Five barriers to youth engagement, decision-making, and leadership in Yemen's political parties
The 2011 Yemen uprisings led to the Gulf Cooperation Council, a transition initiative that led to the departure of former president Saleh and the start of a national dialogue involving all political actors, including 'youth'.
A contributing factor to the unrest had been the disenfranchisement of a young population (median age 18.5 years). As this briefing demonstrates, the subsequent interaction between youth activists and both traditional and new political parties has not necessarily meant increased engagement with and improvements for the young population. A series of focus group discussions and interviews across five major Yemeni cities shows that discontent exists around many areas, including a lack of consultation on who was to represent political parties at the National Dialogue Conference and a lack of youth consultation in cities outside of Sana'a. A more positive perspective was that newer parties were more willing to include young people.

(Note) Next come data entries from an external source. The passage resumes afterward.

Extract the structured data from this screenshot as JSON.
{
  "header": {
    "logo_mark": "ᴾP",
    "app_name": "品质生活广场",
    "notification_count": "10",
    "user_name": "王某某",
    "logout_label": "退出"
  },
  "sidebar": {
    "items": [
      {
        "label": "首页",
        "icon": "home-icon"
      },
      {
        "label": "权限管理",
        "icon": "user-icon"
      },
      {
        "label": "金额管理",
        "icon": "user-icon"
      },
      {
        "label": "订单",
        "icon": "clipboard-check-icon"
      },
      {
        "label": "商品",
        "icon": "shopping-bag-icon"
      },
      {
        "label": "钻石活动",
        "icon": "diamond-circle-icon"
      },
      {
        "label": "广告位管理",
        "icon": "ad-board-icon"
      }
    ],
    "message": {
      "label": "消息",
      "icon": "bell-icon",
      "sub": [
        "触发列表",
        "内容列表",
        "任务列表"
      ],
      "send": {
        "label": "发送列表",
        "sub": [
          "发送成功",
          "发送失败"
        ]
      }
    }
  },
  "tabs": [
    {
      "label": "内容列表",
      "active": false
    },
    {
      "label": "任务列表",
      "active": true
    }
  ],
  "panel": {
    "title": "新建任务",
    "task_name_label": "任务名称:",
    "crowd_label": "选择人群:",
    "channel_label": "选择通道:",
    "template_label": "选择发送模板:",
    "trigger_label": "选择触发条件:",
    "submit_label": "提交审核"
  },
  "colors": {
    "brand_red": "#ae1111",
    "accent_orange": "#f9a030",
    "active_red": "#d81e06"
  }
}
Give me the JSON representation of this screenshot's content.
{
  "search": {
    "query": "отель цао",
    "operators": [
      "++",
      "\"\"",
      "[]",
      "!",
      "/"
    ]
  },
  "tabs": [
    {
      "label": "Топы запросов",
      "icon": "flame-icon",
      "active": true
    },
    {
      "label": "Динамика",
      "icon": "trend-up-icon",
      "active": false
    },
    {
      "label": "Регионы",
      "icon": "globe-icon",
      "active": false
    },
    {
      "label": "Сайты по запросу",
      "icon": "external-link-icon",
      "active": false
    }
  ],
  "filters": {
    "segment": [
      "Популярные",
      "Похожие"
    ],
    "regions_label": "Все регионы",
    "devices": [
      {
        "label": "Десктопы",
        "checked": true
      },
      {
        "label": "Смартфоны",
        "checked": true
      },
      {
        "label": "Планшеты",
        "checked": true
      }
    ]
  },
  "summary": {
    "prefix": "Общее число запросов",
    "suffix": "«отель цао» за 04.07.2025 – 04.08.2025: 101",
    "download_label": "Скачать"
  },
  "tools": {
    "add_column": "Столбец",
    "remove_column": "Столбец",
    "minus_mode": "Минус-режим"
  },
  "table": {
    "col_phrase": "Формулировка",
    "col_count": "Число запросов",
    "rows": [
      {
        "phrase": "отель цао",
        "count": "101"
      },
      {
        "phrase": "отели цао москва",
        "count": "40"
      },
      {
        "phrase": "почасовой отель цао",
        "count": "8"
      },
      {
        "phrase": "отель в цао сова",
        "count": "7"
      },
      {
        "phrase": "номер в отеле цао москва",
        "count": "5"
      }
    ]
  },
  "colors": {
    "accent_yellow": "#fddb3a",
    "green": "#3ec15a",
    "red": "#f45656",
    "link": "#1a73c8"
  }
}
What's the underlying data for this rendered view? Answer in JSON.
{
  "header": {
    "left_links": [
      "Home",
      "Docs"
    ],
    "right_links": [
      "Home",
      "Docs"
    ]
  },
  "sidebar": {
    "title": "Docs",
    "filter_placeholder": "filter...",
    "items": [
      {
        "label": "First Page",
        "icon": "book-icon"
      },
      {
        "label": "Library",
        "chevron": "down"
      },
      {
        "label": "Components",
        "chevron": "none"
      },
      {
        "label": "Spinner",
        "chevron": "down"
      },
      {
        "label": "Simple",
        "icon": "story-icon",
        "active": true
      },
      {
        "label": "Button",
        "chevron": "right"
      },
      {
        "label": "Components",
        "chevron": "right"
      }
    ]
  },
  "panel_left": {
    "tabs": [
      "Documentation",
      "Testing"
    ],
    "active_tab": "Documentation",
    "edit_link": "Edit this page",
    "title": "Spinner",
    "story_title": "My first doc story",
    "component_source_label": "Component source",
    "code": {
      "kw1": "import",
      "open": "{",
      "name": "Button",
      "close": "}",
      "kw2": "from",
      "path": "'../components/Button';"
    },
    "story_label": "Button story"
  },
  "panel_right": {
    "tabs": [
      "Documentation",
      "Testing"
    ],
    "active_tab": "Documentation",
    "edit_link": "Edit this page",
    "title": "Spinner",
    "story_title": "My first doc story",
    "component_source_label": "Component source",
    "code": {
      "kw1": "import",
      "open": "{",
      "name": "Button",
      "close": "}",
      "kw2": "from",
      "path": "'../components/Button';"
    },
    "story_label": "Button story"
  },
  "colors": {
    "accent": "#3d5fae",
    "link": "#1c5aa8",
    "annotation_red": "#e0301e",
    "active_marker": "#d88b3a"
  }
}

Five major barriers to youth participation were identified in the research:
- No culture of positive engagement by political parties
- Lack of capacity
- Suspension of party mechanisms for discussion and change
- Geographical barriers to inclusion
- A lack of financial resources and security
There are also a series of recommendations for parties, young people, and the international community, including youth capacity building and enhancing democratic mechanisms.
This project and briefing were kindly funded by Zivik/Institut für Auslandsbeziehungen.
Date: January 2014
Author: Ala Qasem
Publisher: Resonate! Yemen, Saferworld
Language: English, Arabic
Region: Middle East and North Africa
The more youth feel they can make their voices heard through political parties in Yemen, the greater trust and legitimacy these parties will have.